Tuesday, December 10, 2024

After fall of Assad, PM says Israel is ‘transforming the face of the Middle East’


After fall of Assad, PM says Israel is ‘transforming the face of the Middle East’



A new chapter has opened in the Middle East with the fall of Bashar al-Assad’s regime in Syria, Prime Minister Benjamin Netanyahu said on Monday at a press conference in Jerusalem — his first in 99 days.

Speaking to reporters, he claimed Israel was defeating its enemies “step by step” in a “war of existence that was imposed upon us,” and cited Assad’s Syria as a “central element of Iran’s axis of evil.”

On Sunday morning, Syrian rebels took control of Damascus after a two-week lightning offensive, ending 13 years of civil war against the Syrian government and over 50 years of Assad family rule.

Netanyahu highlighted the billions of dollars Iran invested in keeping Assad in power and the regime’s cruelty against its citizens, noting it “massacred hundreds of thousands of its own people.”

Assad’s Syria “fostered hostility and hatred” toward Israel, attacked it in the 1973 Yom Kippur War, was “a forward post of Iranian terror” and a weapons pipeline from Iran to Hezbollah, he added.

Referencing Israel’s 1967 capture and subsequent annexation of the Golan Heights, Netanyahu said that “today, everyone understands the great importance of our presence there on the Golan, and not on the foothills of the Golan,” adding that Israel’s hold on the Golan guarantees its security and sovereignty.

The premier also thanked US President-elect Donald Trump for “recognizing Israeli sovereignty” in the Golan in 2019.

“The Golan Heights will forever be an inseparable part of the State of Israel,” he said.

Netanyahu repeated his previous assertion that Assad’s fall was the “direct result of the heavy blows we landed on Hamas, on Hezbollah, and on Iran,” and said that ever since the October 7 attacks, Israel has been working in a “systematic, measured and orderly fashion” to dismantle the Iranian axis.

In Gaza, he said, Israel was now acting “to bring down the remains of Hamas’s military capabilities, and all of Hamas’s governing capabilities,” and to bring back all the hostages.

Israel has been in direct conflict with Iran’s proxies since war erupted last year when Hamas-led terrorists rampaged across southern communities on October 7, 2023, slaughtering some 1,200 people, mostly civilians, and taking 251 hostages to Gaza.

Turning to Lebanon, Netanyahu stressed that slain Hezbollah leader Hassan Nasrallah had been the key link between Hezbollah, Syria and Iran.
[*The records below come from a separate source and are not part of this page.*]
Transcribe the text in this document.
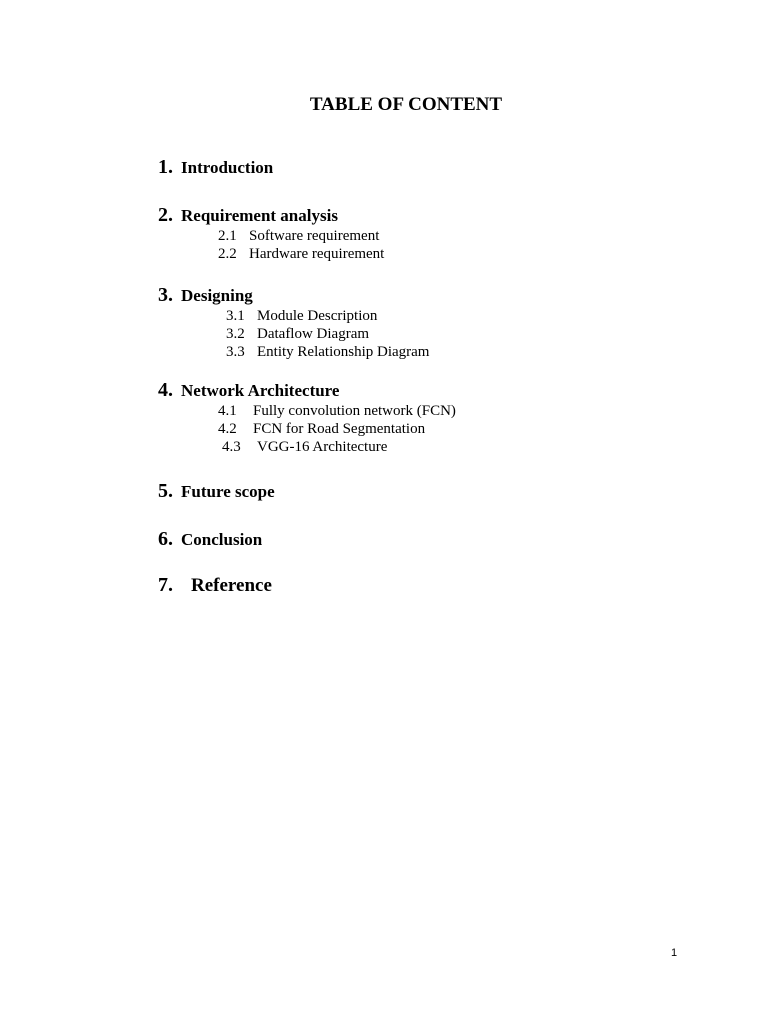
TABLE OF CONTENT
1. Introduction
2. Requirement analysis
2.1 Software requirement
2.2 Hardware requirement
3. Designing
3.1 Module Description
3.2 Dataflow Diagram
3.3 Entity Relationship Diagram
4. Network Architecture
4.1 Fully convolution network (FCN)
4.2 FCN for Road Segmentation
4.3 VGG-16 Architecture
5. Future scope
6. Conclusion
7. Reference
1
He was the “axis of the axis — strike him, and you hit the axis severely.”


“The elimination of Nasrallah was a turning point in the collapse of the axis,” he argued, adding that “Nasrallah is no longer with us, and the axis is not what it was.” Israel is “taking it apart step by step.”

Hezbollah began launching cross-border attacks on Israel the day after the Hamas attack last year, firing rockets and drones at border communities and military posts, displacing some 60,000 Israelis from their homes in the country’s north. Nasrallah was killed in late September 2024 by an Israeli airstrike in Beirut, as Israel escalated its campaign against Hezbollah, eventually launching a ground incursion into southern Lebanon.